10000it [00:15, 633.57it/s]

TimeMeasurement(context="Host-CPU","0:0:15.0:0.0", frames=10000, throughput=666.6666666666666)
loss: 1.4778948688983917
acc: 0.9841





# Part 3 - AMD Xilinx Vitis AI environment

This part is a guid how to run AMD Xilinx Vitis AI (Vitis AI / VAI as shortcuts):

1. Open console in directory with `lab_11` files 

(or create new cell and write commands with `!` at the beginning of line f.g. `!ls`).

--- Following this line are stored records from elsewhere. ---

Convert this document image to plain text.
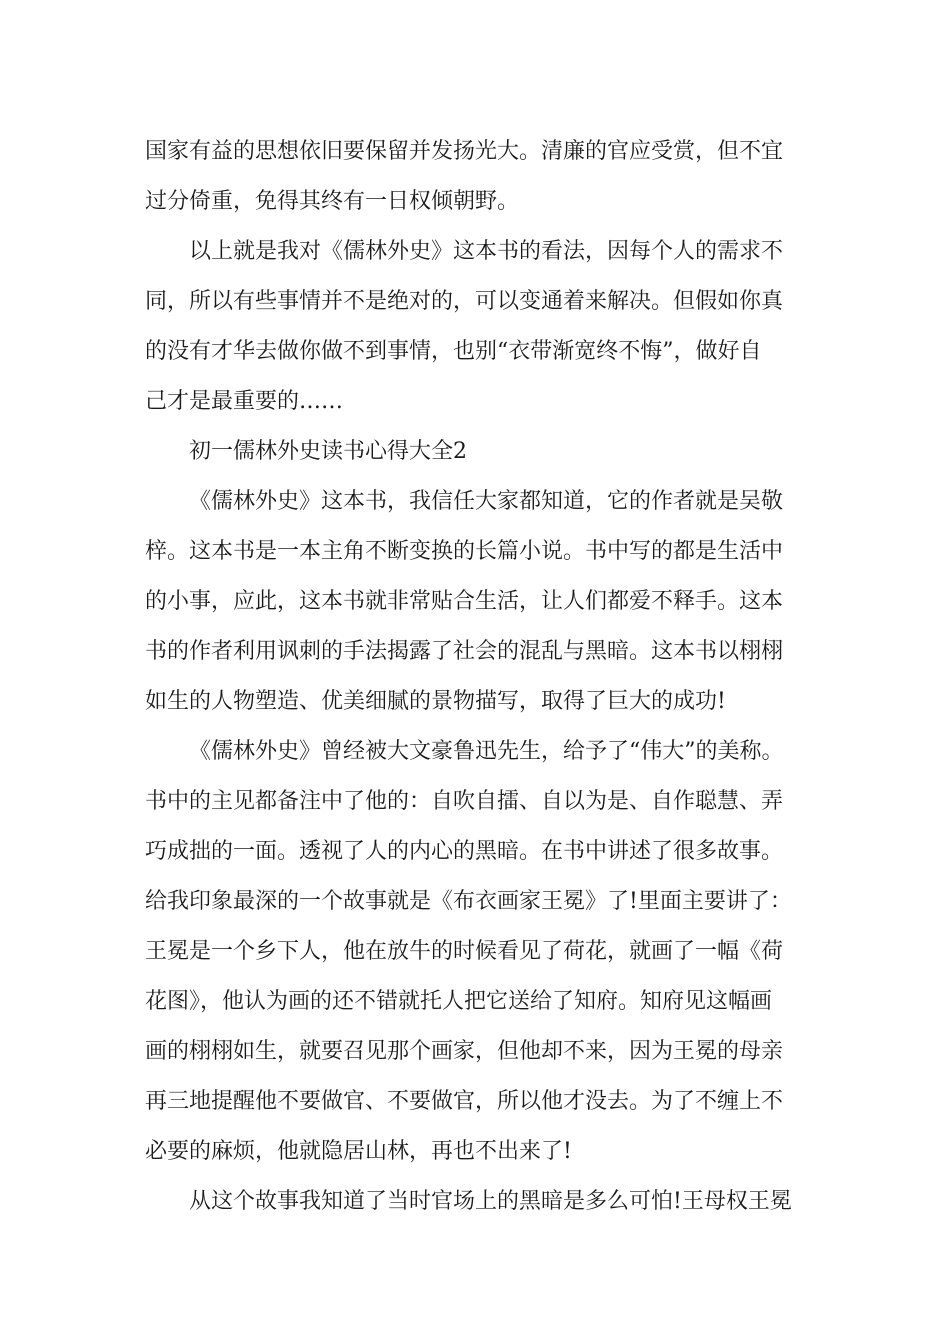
国家有益的思想依旧要保留并发扬光大。清廉的官应受赏，但不宜
过分倚重，免得其终有一日权倾朝野。
以上就是我对《儒林外史》这本书的看法，因每个人的需求不
同，所以有些事情并不是绝对的，可以变通着来解决。但假如你真
的没有才华去做你做不到事情，也别“衣带渐宽终不悔”，做好自
己才是最重要的……
初一儒林外史读书心得大全2
《儒林外史》这本书，我信任大家都知道，它的作者就是吴敬
梓。这本书是一本主角不断变换的长篇小说。书中写的都是生活中
的小事，应此，这本书就非常贴合生活，让人们都爱不释手。这本
书的作者利用讽刺的手法揭露了社会的混乱与黑暗。这本书以栩栩
如生的人物塑造、优美细腻的景物描写，取得了巨大的成功!
《儒林外史》曾经被大文豪鲁迅先生，给予了“伟大”的美称。
书中的主见都备注中了他的：自吹自擂、自以为是、自作聪慧、弄
巧成拙的一面。透视了人的内心的黑暗。在书中讲述了很多故事。
给我印象最深的一个故事就是《布衣画家王冕》了!里面主要讲了：
王冕是一个乡下人，他在放牛的时候看见了荷花，就画了一幅《荷
花图》，他认为画的还不错就托人把它送给了知府。知府见这幅画
画的栩栩如生，就要召见那个画家，但他却不来，因为王冕的母亲
再三地提醒他不要做官、不要做官，所以他才没去。为了不缠上不
必要的麻烦，他就隐居山林，再也不出来了!
从这个故事我知道了当时官场上的黑暗是多么可怕!王母权王冕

2. Run docker container (preceded by some Xilinx consents of VAI usage) by running a script:

`./docker_run.sh xilinx/vitis-ai:1.4.916`

Mentioned script pulls (if it's necessary) the docker image of Vitis AI environment with version 1.4.916

and starts bash terminal.

This operation may take some time...

3. Now your terminal is placed in VAI container.

Current directory in container (`/workspace`) is mapped to directory where you run a VAI container
(`lab_11` directory).

4. Activate VAI conda environment dedicated for PyTorch library;

`conda activate vitis-ai-pytorch`

5. Run Jupyter server inside container.

`jupyter notebook --no-browser --ip=0.0.0.0 --NotebookApp.token='' --NotebookApp.password=''`
 
6. Save this file.

7. Open link to Jupyter's browser interface and run `notebook_quntize.ipynb`.